The Dallas Cowboys gave Dak Prescott the franchise tag but after signing Andy Dalton is there a chance they rescind the franchise tag?
While it was surprising to see the Dallas Cowboys sign former Cincinnati Bengals starting quarterback Andy Dalton over the weekend, they ended up signing him for an absolute bargain.
ESPN’s Adam Schefter reported Dalton will make $7 million on a one-year deal with only $3 million guaranteed. His contract decidedly isn’t the type of deal given to a player with a legitimate chance at starting, so Dalton is a cheap backup to Dallas.
But for Dalton to have chosen the Cowboys’ deal with no security, he may be banking on either impressing as a backup or getting an unlikely shot at starting.
Pro Football Talk’s Mike Florio raised an interesting hypothetical, asking if the Cowboys could actually rescind starting quarterback Dak Prescott’s $33 million franchise tag, pocketing the money and moving forward with the ludicrously inexpensive Dalton as their starter.
It’s impossible to see this happening. If the Cowboys were insane enough to do this – and, to be fair, Jerry Jones has done even wilder things – they would enter the 2020 NFL season with a guy who cannot win playoff games as the starting quarterback of the most pressurized team in the league. Dallas has ambitions to go deep into the playoffs, and they would be moving on from one of the most talented young quarterbacks for a guy who had to settle on a veteran backup deal.
Dalton wouldn’t be an awful starter, but his ceiling is known. He’s had supporting casts as good as the Cowboys’ currently loaded offense, yet he’s taken them nowhere. And with the Cowboys increasingly anxious for a Super Bowl appearance, Dalton would be a massive step backward.
Dallas has added insurance with Dalton and may even see the Bengals quarterback as leverage, but even they cannot possibly be crazy enough to think he is a starter.

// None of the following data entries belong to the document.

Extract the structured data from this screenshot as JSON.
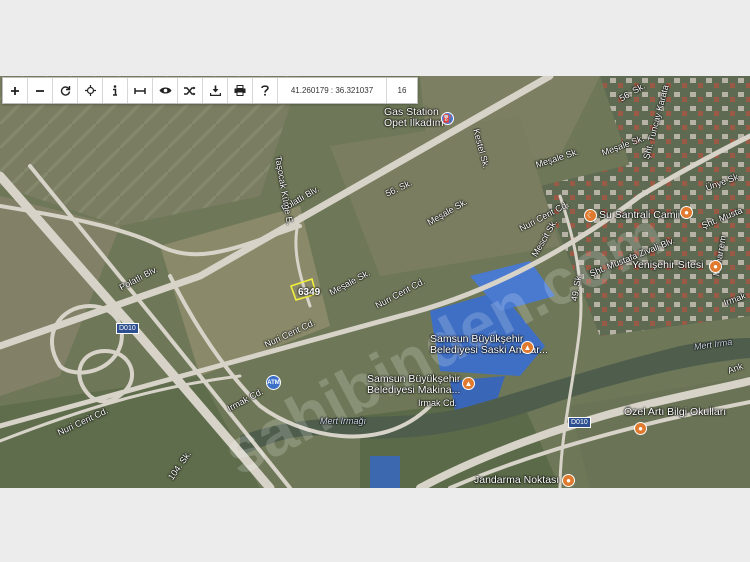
{
  "toolbar": {
    "coordinates": "41.260179 : 36.321037",
    "zoom": "16",
    "tools": [
      {
        "name": "zoom-in-button",
        "icon": "plus-icon"
      },
      {
        "name": "zoom-out-button",
        "icon": "minus-icon"
      },
      {
        "name": "refresh-button",
        "icon": "refresh-icon"
      },
      {
        "name": "locate-button",
        "icon": "crosshair-icon"
      },
      {
        "name": "info-button",
        "icon": "info-icon"
      },
      {
        "name": "measure-button",
        "icon": "measure-icon"
      },
      {
        "name": "view-button",
        "icon": "eye-icon"
      },
      {
        "name": "shuffle-button",
        "icon": "shuffle-icon"
      },
      {
        "name": "download-button",
        "icon": "download-icon"
      },
      {
        "name": "print-button",
        "icon": "print-icon"
      },
      {
        "name": "help-button",
        "icon": "help-icon"
      }
    ]
  },
  "parcel": {
    "label": "6349"
  },
  "roads": {
    "polatli_1": "Polatlı Blv.",
    "polatli_2": "Polatlı Blv.",
    "nuri_cerit_1": "Nuri Cerit Cd.",
    "nuri_cerit_2": "Nuri Cerit Cd.",
    "nuri_cerit_3": "Nuri Cerit Cd.",
    "nuri_cerit_4": "Nuri Cerit Cd.",
    "irmak_1": "Irmak Cd.",
    "irmak_2": "Irmak Cd.",
    "irmak_3": "Irmak Cd.",
    "mesale_1": "Meşale Sk.",
    "mesale_2": "Meşale Sk.",
    "mesale_3": "Meşale Sk.",
    "mesale_4": "Meşale Sk.",
    "s56": "56. Sk.",
    "s49": "49. Sk.",
    "s104": "104. Sk.",
    "s56b": "56. Sk.",
    "tasocak": "Taşocak Küme E.",
    "kestel": "Kestel Sk.",
    "sht_tuncay": "Şht. Tuncay Karata",
    "unye": "Ünye Sk.",
    "sht_mustafa": "Şht. Mustafa Zivali Blv.",
    "sht_mustafa2": "Şht. Musta",
    "muharrem": "Muharrem",
    "mescit": "Mescit Sk.",
    "mert_1": "Mert Irmağı",
    "mert_2": "Mert Irma",
    "ank": "Ank",
    "irm_r": "Irmak",
    "d010_1": "D010",
    "d010_2": "D010"
  },
  "pois": {
    "gas": {
      "line1": "Gas Station",
      "line2": "Opet İlkadım"
    },
    "su_santrali": "Su Santrali Camii",
    "yenisehir": "Yenişehir Sitesi",
    "saski": {
      "line1": "Samsun Büyükşehir",
      "line2": "Belediyesi Saski Ambar..."
    },
    "makina": {
      "line1": "Samsun Büyükşehir",
      "line2": "Belediyesi Makina..."
    },
    "ozel": "Özel Artı Bilgi Okulları",
    "jandarma": "Jandarma Noktası",
    "atm": "ATM"
  },
  "watermark": "sahibinden.com"
}
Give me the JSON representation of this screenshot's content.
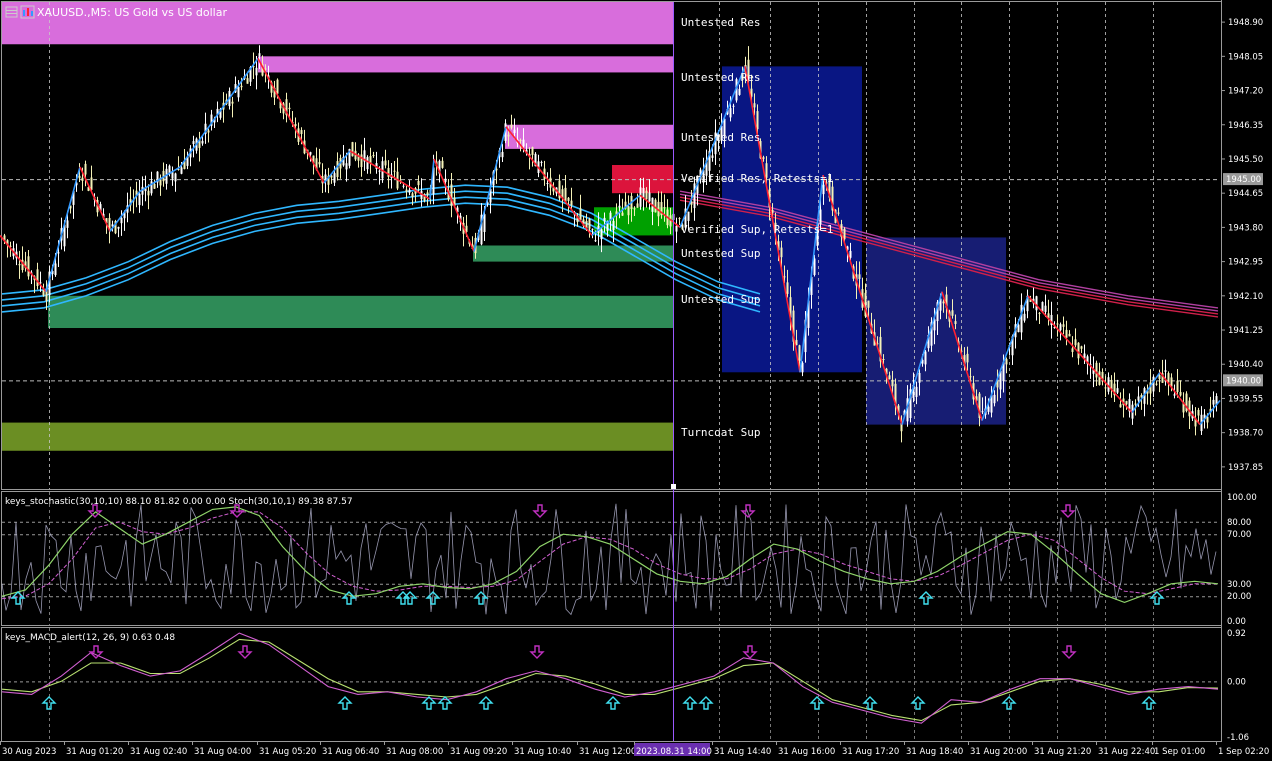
{
  "window": {
    "title": "XAUUSD.,M5:  US Gold vs US dollar"
  },
  "colors": {
    "background": "#000000",
    "bull_candle": "#ffffff",
    "bear_candle": "#f5f2b8",
    "zigzag_up": "#3399ff",
    "zigzag_down": "#ff2030",
    "ma_fast": "#2fb7ff",
    "ma_slow": "#d0204a",
    "res_zone": "#d86ddc",
    "res_verified": "#dc143c",
    "sup_zone": "#2e8b57",
    "sup_verified": "#00a000",
    "turncoat_zone": "#6b8e23",
    "box_blue": "#0a1a9a",
    "stoch_main": "#8fd46a",
    "stoch_signal": "#d05fd0",
    "stoch_raw": "#c8c8e8",
    "macd_main": "#d05fd0",
    "macd_signal": "#b8e070",
    "arrow_up": "#40e0f0",
    "arrow_down": "#c030c0",
    "highlight_time": "#6a2fb0"
  },
  "zone_labels": [
    "Untested Res",
    "Untested Res",
    "Untested Res",
    "Verified Res, Retests=1",
    "Verified Sup, Retests=1",
    "Untested Sup",
    "Untested Sup",
    "Turncoat Sup"
  ],
  "chart_data": [
    {
      "type": "line",
      "title": "XAUUSD.,M5:  US Gold vs US dollar",
      "ylim": [
        1937.3,
        1949.4
      ],
      "price_ticks": [
        "1948.90",
        "1948.05",
        "1947.20",
        "1946.35",
        "1945.50",
        "1944.65",
        "1943.80",
        "1942.95",
        "1942.10",
        "1941.25",
        "1940.40",
        "1939.55",
        "1938.70",
        "1937.85"
      ],
      "price_tags": [
        "1945.00",
        "1940.00"
      ],
      "time_labels": [
        "30 Aug 2023",
        "31 Aug 01:20",
        "31 Aug 02:40",
        "31 Aug 04:00",
        "31 Aug 05:20",
        "31 Aug 06:40",
        "31 Aug 08:00",
        "31 Aug 09:20",
        "31 Aug 10:40",
        "31 Aug 12:00",
        "2023.08.31 14:00",
        "31 Aug 14:40",
        "31 Aug 16:00",
        "31 Aug 17:20",
        "31 Aug 18:40",
        "31 Aug 20:00",
        "31 Aug 21:20",
        "31 Aug 22:40",
        "1 Sep 01:00",
        "1 Sep 02:20"
      ],
      "zigzag_pivots": [
        [
          0,
          1943.6
        ],
        [
          46,
          1942.2
        ],
        [
          80,
          1945.3
        ],
        [
          110,
          1943.7
        ],
        [
          140,
          1944.7
        ],
        [
          180,
          1945.3
        ],
        [
          258,
          1948.0
        ],
        [
          324,
          1944.9
        ],
        [
          350,
          1945.7
        ],
        [
          430,
          1944.5
        ],
        [
          434,
          1945.5
        ],
        [
          474,
          1943.2
        ],
        [
          506,
          1946.3
        ],
        [
          592,
          1943.6
        ],
        [
          640,
          1944.6
        ],
        [
          680,
          1943.8
        ],
        [
          745,
          1947.8
        ],
        [
          800,
          1940.2
        ],
        [
          823,
          1945.1
        ],
        [
          902,
          1938.9
        ],
        [
          942,
          1942.2
        ],
        [
          982,
          1939.0
        ],
        [
          1028,
          1942.1
        ],
        [
          1132,
          1939.2
        ],
        [
          1160,
          1940.2
        ],
        [
          1200,
          1938.9
        ],
        [
          1220,
          1939.5
        ]
      ],
      "series": [
        {
          "values_note": "ma_fast_band",
          "values": [
            1941.9,
            1942.0,
            1942.3,
            1942.7,
            1943.2,
            1943.6,
            1943.9,
            1944.1,
            1944.2,
            1944.35,
            1944.5,
            1944.6,
            1944.55,
            1944.3,
            1943.9,
            1943.3,
            1942.7,
            1942.2,
            1941.9
          ]
        },
        {
          "values_note": "ma_slow_band",
          "values": [
            1944.6,
            1944.2,
            1943.6,
            1943.0,
            1942.4,
            1942.0,
            1941.7
          ]
        }
      ],
      "zones": [
        {
          "kind": "res",
          "y": [
            1948.35,
            1949.55
          ],
          "x0": 2
        },
        {
          "kind": "res",
          "y": [
            1947.65,
            1948.05
          ],
          "x0": 258
        },
        {
          "kind": "res",
          "y": [
            1945.75,
            1946.35
          ],
          "x0": 505
        },
        {
          "kind": "res_verified",
          "y": [
            1944.65,
            1945.35
          ],
          "x0": 612
        },
        {
          "kind": "sup_verified",
          "y": [
            1943.6,
            1944.3
          ],
          "x0": 594
        },
        {
          "kind": "sup",
          "y": [
            1942.95,
            1943.35
          ],
          "x0": 473
        },
        {
          "kind": "sup",
          "y": [
            1941.3,
            1942.1
          ],
          "x0": 48
        },
        {
          "kind": "turncoat",
          "y": [
            1938.25,
            1938.95
          ],
          "x0": 2
        }
      ]
    },
    {
      "type": "line",
      "title": "keys_stochastic(30,10,10) 88.10 81.82 0.00 0.00  Stoch(30,10,1) 89.38 87.57",
      "ylim": [
        0,
        100
      ],
      "ticks": [
        "100.00",
        "80.00",
        "70.00",
        "30.00",
        "20.00",
        "0.00"
      ],
      "series": [
        {
          "name": "main",
          "values": [
            20,
            25,
            45,
            70,
            88,
            75,
            62,
            70,
            80,
            90,
            92,
            85,
            60,
            40,
            25,
            20,
            22,
            28,
            30,
            27,
            26,
            30,
            40,
            60,
            70,
            68,
            62,
            50,
            38,
            32,
            30,
            36,
            50,
            62,
            58,
            48,
            40,
            34,
            30,
            32,
            40,
            52,
            62,
            72,
            70,
            55,
            38,
            22,
            15,
            22,
            30,
            32,
            30
          ]
        },
        {
          "name": "signal",
          "values": [
            18,
            20,
            30,
            50,
            75,
            80,
            72,
            70,
            75,
            83,
            88,
            88,
            75,
            55,
            38,
            28,
            24,
            25,
            28,
            28,
            27,
            28,
            33,
            48,
            62,
            68,
            66,
            58,
            46,
            38,
            34,
            34,
            42,
            54,
            58,
            54,
            46,
            40,
            34,
            32,
            36,
            45,
            55,
            65,
            70,
            65,
            50,
            35,
            24,
            22,
            26,
            30,
            30
          ]
        }
      ]
    },
    {
      "type": "line",
      "title": "keys_MACD_alert(12, 26, 9) 0.63 0.48",
      "ylim": [
        -1.12,
        0.98
      ],
      "ticks": [
        "0.92",
        "0.00",
        "-1.06"
      ],
      "series": [
        {
          "name": "main",
          "values": [
            -0.2,
            -0.25,
            0.1,
            0.55,
            0.3,
            0.1,
            0.2,
            0.55,
            0.92,
            0.7,
            0.3,
            -0.1,
            -0.25,
            -0.2,
            -0.3,
            -0.35,
            -0.2,
            0.05,
            0.2,
            0.05,
            -0.15,
            -0.3,
            -0.2,
            -0.05,
            0.1,
            0.45,
            0.35,
            -0.1,
            -0.4,
            -0.55,
            -0.7,
            -0.8,
            -0.35,
            -0.4,
            -0.15,
            0.05,
            0.05,
            -0.1,
            -0.25,
            -0.15,
            -0.1,
            -0.15
          ]
        },
        {
          "name": "signal",
          "values": [
            -0.15,
            -0.2,
            0.0,
            0.35,
            0.35,
            0.15,
            0.15,
            0.45,
            0.8,
            0.75,
            0.4,
            0.05,
            -0.2,
            -0.2,
            -0.25,
            -0.3,
            -0.25,
            -0.05,
            0.15,
            0.1,
            -0.05,
            -0.25,
            -0.25,
            -0.1,
            0.05,
            0.3,
            0.35,
            0.0,
            -0.35,
            -0.5,
            -0.65,
            -0.75,
            -0.45,
            -0.4,
            -0.2,
            0.0,
            0.05,
            -0.05,
            -0.2,
            -0.2,
            -0.12,
            -0.13
          ]
        }
      ]
    }
  ],
  "stoch_arrows_down": [
    95,
    237,
    540,
    748,
    1068
  ],
  "stoch_arrows_up": [
    18,
    349,
    403,
    410,
    433,
    481,
    926,
    1157
  ],
  "macd_arrows_down": [
    96,
    245,
    537,
    750,
    1069
  ],
  "macd_arrows_up": [
    49,
    345,
    429,
    445,
    486,
    613,
    690,
    706,
    817,
    870,
    918,
    1009,
    1149
  ]
}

At the very least, they can’t possibly think he’s an upgrade on Prescott, who is an ascending 26-year-old talent coming off a season in which he threw for 30 touchdowns, completed 65 percent of his passes, and averaged over 300 passing yards per game.
Prescott is the future in Dallas, and the Cowboys need to do everything they can to make sure Tony Romo’s heir to the throne stays with the team. Florio’s thought experiment is far from impossible, but the ‘Boys need to quickly slam the door shut on any thought of backing down from a commitment to Prescott. He is absolutely their guy.